The function given is \( f(x)=\tanh ^{-1}(\sqrt{x})-2 \sqrt{x} \). To ensure that \( f(x) \) is defined, \( \sqrt{x} \) must be between -1 and 1 because the domain of \( \tanh^{-1}(x) \) is \(-1 < x < 1\). Since \( \sqrt{x} \) is only defined for \( x \geq 0 \), the domain of \( f(x) \) is \( 0 \leq x < 1 \).

We need to find the derivative of \( f(x) \), which is \( f'(x) \). Using the chain rule and the derivative of \( \tanh^{-1}(x) \), the derivative is:\[ f'(x) = \frac{d}{dx}\left(\tanh^{-1}(\sqrt{x})\right) - \frac{d}{dx}(2\sqrt{x}) \]This simplifies to:\[ f'(x) = \frac{1}{1-x}\cdot\frac{1}{2\sqrt{x}} - \frac{2}{2\sqrt{x}} \]Simplifying further gives:\[ f'(x) = \frac{1}{2\sqrt{x}(1-x)} - \frac{1}{\sqrt{x}} \]\[ f'(x) = \frac{1 - 2x}{2x(1-x)} \]

Set \( f'(x) = 0 \) to find the critical points:\[ \frac{1 - 2x}{2x(1-x)} = 0 \]The numerator gives us the equation \( 1 - 2x = 0 \). Solving this:\[ 1 = 2x \]\[ x = \frac{1}{2} \]Thus, \( x = \frac{1}{2} \) is the critical point.

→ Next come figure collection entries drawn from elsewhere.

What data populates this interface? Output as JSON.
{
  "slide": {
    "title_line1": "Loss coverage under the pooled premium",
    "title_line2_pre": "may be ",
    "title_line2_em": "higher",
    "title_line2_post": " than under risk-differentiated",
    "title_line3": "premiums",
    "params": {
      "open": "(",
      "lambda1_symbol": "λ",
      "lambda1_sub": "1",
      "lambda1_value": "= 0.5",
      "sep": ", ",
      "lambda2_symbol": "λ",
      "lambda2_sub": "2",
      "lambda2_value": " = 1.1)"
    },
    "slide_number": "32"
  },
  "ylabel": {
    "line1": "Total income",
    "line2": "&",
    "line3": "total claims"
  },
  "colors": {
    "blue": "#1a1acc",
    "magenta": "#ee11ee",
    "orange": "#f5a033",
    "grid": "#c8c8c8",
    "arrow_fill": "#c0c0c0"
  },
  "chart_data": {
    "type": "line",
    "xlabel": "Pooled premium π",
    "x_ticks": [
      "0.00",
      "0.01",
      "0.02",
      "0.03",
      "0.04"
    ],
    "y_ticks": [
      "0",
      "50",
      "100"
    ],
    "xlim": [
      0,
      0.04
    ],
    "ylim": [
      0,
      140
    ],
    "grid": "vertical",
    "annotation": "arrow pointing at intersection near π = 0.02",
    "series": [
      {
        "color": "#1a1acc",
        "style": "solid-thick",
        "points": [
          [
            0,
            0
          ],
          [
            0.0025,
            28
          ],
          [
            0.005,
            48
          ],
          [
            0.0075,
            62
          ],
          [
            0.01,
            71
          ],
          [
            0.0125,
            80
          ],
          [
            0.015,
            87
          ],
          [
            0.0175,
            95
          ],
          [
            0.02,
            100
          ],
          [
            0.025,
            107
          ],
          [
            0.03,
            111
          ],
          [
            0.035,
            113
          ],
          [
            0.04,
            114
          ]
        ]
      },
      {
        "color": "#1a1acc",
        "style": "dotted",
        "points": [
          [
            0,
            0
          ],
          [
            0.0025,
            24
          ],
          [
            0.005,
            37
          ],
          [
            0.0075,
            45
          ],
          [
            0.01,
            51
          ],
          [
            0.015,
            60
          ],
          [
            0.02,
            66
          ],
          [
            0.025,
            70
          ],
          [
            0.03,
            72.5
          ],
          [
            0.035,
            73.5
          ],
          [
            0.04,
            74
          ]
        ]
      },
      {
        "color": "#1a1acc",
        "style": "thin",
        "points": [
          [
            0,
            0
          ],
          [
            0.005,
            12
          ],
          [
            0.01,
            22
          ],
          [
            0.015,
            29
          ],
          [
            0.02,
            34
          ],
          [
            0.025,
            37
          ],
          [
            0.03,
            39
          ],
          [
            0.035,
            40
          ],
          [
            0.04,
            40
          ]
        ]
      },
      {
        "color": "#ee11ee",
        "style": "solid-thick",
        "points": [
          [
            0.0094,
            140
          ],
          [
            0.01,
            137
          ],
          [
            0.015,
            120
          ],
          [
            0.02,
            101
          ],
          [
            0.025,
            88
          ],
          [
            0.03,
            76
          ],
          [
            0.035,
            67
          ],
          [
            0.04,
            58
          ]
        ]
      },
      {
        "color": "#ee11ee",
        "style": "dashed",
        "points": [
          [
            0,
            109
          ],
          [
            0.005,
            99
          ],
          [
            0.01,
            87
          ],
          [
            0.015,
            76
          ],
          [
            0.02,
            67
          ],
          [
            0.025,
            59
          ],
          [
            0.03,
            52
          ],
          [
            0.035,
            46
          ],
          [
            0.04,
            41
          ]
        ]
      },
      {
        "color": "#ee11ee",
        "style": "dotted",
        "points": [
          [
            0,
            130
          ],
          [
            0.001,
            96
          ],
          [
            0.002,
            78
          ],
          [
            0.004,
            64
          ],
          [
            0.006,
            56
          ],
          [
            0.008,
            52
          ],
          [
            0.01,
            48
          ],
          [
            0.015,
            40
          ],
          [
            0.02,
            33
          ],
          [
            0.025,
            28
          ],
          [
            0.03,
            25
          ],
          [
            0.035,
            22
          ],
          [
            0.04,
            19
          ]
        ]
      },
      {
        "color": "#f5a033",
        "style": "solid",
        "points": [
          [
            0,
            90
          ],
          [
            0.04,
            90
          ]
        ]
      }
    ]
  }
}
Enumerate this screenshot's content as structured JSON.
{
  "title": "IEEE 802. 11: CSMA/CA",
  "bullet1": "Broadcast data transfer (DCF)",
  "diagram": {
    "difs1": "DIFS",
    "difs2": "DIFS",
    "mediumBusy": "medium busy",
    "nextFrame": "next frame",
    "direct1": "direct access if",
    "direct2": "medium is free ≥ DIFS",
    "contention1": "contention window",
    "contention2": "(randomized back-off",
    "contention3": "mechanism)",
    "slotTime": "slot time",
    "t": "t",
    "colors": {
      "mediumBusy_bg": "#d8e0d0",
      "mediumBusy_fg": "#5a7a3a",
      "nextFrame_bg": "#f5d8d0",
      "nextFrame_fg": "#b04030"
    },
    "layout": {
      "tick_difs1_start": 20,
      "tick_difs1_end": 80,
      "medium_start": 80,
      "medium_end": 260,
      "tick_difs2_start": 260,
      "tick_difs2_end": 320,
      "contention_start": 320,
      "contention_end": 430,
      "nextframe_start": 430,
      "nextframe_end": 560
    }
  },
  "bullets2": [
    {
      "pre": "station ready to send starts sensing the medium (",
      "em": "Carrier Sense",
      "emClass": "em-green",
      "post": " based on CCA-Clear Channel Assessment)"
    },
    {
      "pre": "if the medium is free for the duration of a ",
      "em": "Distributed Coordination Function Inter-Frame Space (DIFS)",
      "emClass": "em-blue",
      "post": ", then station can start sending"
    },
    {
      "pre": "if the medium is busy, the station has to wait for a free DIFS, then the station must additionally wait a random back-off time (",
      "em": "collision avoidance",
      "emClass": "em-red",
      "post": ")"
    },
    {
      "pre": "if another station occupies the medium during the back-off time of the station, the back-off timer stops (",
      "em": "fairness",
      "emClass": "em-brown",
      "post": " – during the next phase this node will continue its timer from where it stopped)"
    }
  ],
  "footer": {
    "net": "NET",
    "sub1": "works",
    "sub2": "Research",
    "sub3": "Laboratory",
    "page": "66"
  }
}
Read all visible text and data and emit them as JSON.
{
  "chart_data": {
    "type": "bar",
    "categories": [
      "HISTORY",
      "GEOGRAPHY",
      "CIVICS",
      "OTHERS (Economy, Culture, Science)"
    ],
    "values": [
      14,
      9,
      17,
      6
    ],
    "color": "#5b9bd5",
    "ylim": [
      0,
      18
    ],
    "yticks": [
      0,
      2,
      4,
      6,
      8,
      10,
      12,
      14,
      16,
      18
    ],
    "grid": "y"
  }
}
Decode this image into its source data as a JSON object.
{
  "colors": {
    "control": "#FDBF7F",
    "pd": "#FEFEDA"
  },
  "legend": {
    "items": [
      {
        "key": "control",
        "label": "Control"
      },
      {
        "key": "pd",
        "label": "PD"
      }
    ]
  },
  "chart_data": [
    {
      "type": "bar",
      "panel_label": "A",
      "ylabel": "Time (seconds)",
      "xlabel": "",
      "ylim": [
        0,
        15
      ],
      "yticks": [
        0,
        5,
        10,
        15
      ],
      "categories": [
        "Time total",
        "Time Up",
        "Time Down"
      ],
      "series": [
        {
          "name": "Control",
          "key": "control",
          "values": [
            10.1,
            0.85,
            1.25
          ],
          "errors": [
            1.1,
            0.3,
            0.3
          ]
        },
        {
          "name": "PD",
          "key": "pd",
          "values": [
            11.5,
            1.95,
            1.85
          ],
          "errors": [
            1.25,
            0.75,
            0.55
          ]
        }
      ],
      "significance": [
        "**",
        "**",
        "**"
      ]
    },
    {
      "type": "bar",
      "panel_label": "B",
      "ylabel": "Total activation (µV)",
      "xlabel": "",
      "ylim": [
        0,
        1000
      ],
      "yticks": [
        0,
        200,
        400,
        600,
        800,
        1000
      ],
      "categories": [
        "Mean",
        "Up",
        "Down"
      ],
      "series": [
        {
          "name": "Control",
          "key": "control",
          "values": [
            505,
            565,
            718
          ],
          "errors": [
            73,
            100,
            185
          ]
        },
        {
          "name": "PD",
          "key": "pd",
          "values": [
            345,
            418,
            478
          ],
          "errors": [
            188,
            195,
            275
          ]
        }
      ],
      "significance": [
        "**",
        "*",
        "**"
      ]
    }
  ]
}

We apply the First Derivative Test around \( x = \frac{1}{2} \):- For \( x < \frac{1}{2} \), choose a test point like \( x = \frac{1}{4} \): - \( f'(\frac{1}{4}) = \frac{1 - 2(\frac{1}{4})}{2(\frac{1}{4})(1-\frac{1}{4})} = \frac{1 - \frac{1}{2}}{\frac{1}{8} \cdot \frac{3}{4}} > 0 \), so \( f'(x) > 0 \).- For \( x > \frac{1}{2} \), choose a test point like \( x = \frac{3}{4} \): - \( f'(\frac{3}{4}) = \frac{1 - 2(\frac{3}{4})}{2(\frac{3}{4})(1-\frac{3}{4})} = \frac{1 - \frac{3}{2}}{\frac{3}{8} \cdot \frac{1}{4}} < 0 \), so \( f'(x) < 0 \).Since \( f'(x) \) changes from positive to negative at \( x = \frac{1}{2} \), \( f(x) \) has a local maximum at \( x = \frac{1}{2} \).